John C. Reilly Finds His Holy Grail in ‘Cyrus’
Taking risks has never intimidated Mark and Jay Duplass.
Since debuting at Sundance in 2003 with This Is John, an eight-minute short shot on a three-dollar budget, the New Orleans-born brothers have gained fame (but not always fortune) as the founders of mumblecore, a verité-style approach to filmmaking that favors improvisation over scripted drama. So perhaps it should come as no surprise that they took an equally fearless approach in casting Cyrus, their first studio film, which opens Friday.
In the movie, John C. Reilly plays John, a lonely divorcé whose latest romance is nearly sabotaged by his girlfriend’s pathologically possessive son. Mark and Jay knew they needed Riley for the role – they wrote the movie with him in mind – but they never bothered to tell him.
“If he didn’t take the part, Cyrus probably would never have been made,” says Jay, 37. “It was a ridiculous gamble to do something like that, but when you’re that inspired by one human being, you can’t help it. It’s nothing we’d recommend to anyone, including ourselves, but this is a tricky role.
“John does some questionable stuff, so we needed someone that audiences could get behind regardless of what he was doing. There was nobody who embodied the commonality and emotionality we were looking for more than John C. Reilly. He’s just a genuine dude.”
As fate would have it, Reilly was a fan. His wife, indie film producer Alison Dickey, had turned him on to Mark and Jay’s 2005 debut, the no-budget romantic comedy The Puffy Chair, and had encouraged him to work with the brothers, whose D.I.Y. style suited Reilly’s talent for improv. Soon after, Mark and Jay presented him with a script.
“We weren’t close at all,” says Reilly, 45. “The first time we met, they told me Cyrus wouldn’t work without me. But it’s not every day that someone writes a script with you in mind. It’s very flattering, and it means someone has taken the time to think about what you bring to the table that’s unique. It means they have a vision.
“Sometimes I’m offered things, and the producers tell me they need an answer by Friday or they’re moving on to somebody else. To me, a movie is only worth doing if you get the perfect people to do it, with first choices all around. If you’re just trying to beat a deadline and you don’t care who plays the parts, why bother?”
Reilly acknowledges that scripts tailored to his specific talents might never have reached his desk without director Paul Thomas Anderson, who picked the curly-haired Chicago native to star in his 1996 debut, Hard Eight, and his 1997 follow-up, Boogie Nights. For the first decade of his career, Reilly says he struck filmmakers, many of whom were unfamiliar with his previous work, as a welcome surprise. Not Anderson.
“Paul is a psycho Brian De Palma fan, so I know he’d seen me in Casualties of War,” Reilly says, referring to his 1989 big-screen debut, in which he played an American soldier in Vietnam opposite Michael J. Fox and Sean Penn. “But he’d seen everything I’d ever made to that point, which was about a dozen movies.”

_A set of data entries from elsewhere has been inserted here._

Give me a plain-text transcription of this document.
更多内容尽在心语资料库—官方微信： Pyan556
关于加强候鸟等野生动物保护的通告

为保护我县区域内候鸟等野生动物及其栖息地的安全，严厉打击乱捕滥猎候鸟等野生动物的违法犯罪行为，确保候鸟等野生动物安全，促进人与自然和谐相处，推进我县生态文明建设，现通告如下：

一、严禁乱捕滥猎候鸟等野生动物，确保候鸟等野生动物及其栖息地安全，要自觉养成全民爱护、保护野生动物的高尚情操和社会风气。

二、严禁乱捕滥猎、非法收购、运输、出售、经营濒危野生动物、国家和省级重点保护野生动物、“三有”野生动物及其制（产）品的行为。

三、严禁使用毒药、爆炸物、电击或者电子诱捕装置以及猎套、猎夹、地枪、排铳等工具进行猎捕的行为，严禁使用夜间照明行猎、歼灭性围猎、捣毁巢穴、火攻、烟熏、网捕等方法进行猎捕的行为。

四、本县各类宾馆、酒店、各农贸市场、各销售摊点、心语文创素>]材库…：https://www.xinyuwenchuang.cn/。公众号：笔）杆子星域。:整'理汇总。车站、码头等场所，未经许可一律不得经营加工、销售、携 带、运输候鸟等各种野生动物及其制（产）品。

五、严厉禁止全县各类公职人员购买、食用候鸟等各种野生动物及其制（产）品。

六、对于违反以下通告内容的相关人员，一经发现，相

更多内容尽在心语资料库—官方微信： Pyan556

Reilly laughs when recalling some of the movies he’s made since then. “I did Days of Thunder because I wanted to work with Robert Duvall,” he says of the 1990 NASCAR drama in which Tom Cruise takes his Top Gun act to the racetrack. “Then I found out Robert Duvall did it because he wanted a lot of money.”
Today, Reilly is grateful to be working with filmmakers, like Mark and Jay, who refuse to settle for second choices and trust their actors to participate in the creative process, though he admits it’s sometimes easier to stick to a script. (“I don’t mind being a puppet,” he says.) When he read the script for Cyrus, which Mark and Jay used only as a loose outline to inspire the cast, he knew he’d found, as he puts it, his “holy grail.”
“I was really drawn to the way Mark and Jay like to work,” he says. “We shot the movie in order, which almost never happens these days. I don’t know why. The story comes together so organically when you do that. And I liked the hopeful arc of the character they created. He’s desperate – he’s got nothing to lose, so he’ll say and do anything. He’s afraid to trust love, but he does.
“I’m not sure about this mumblecore label. It sounds like a left-handed compliment to me. What does it mean? I guess it means that Mark and Jay reject processed storytelling and phony, B.S. characters. Maybe they’re not as economical with their words as some writers, but who cares? That’s exactly why I wanted to work with them.”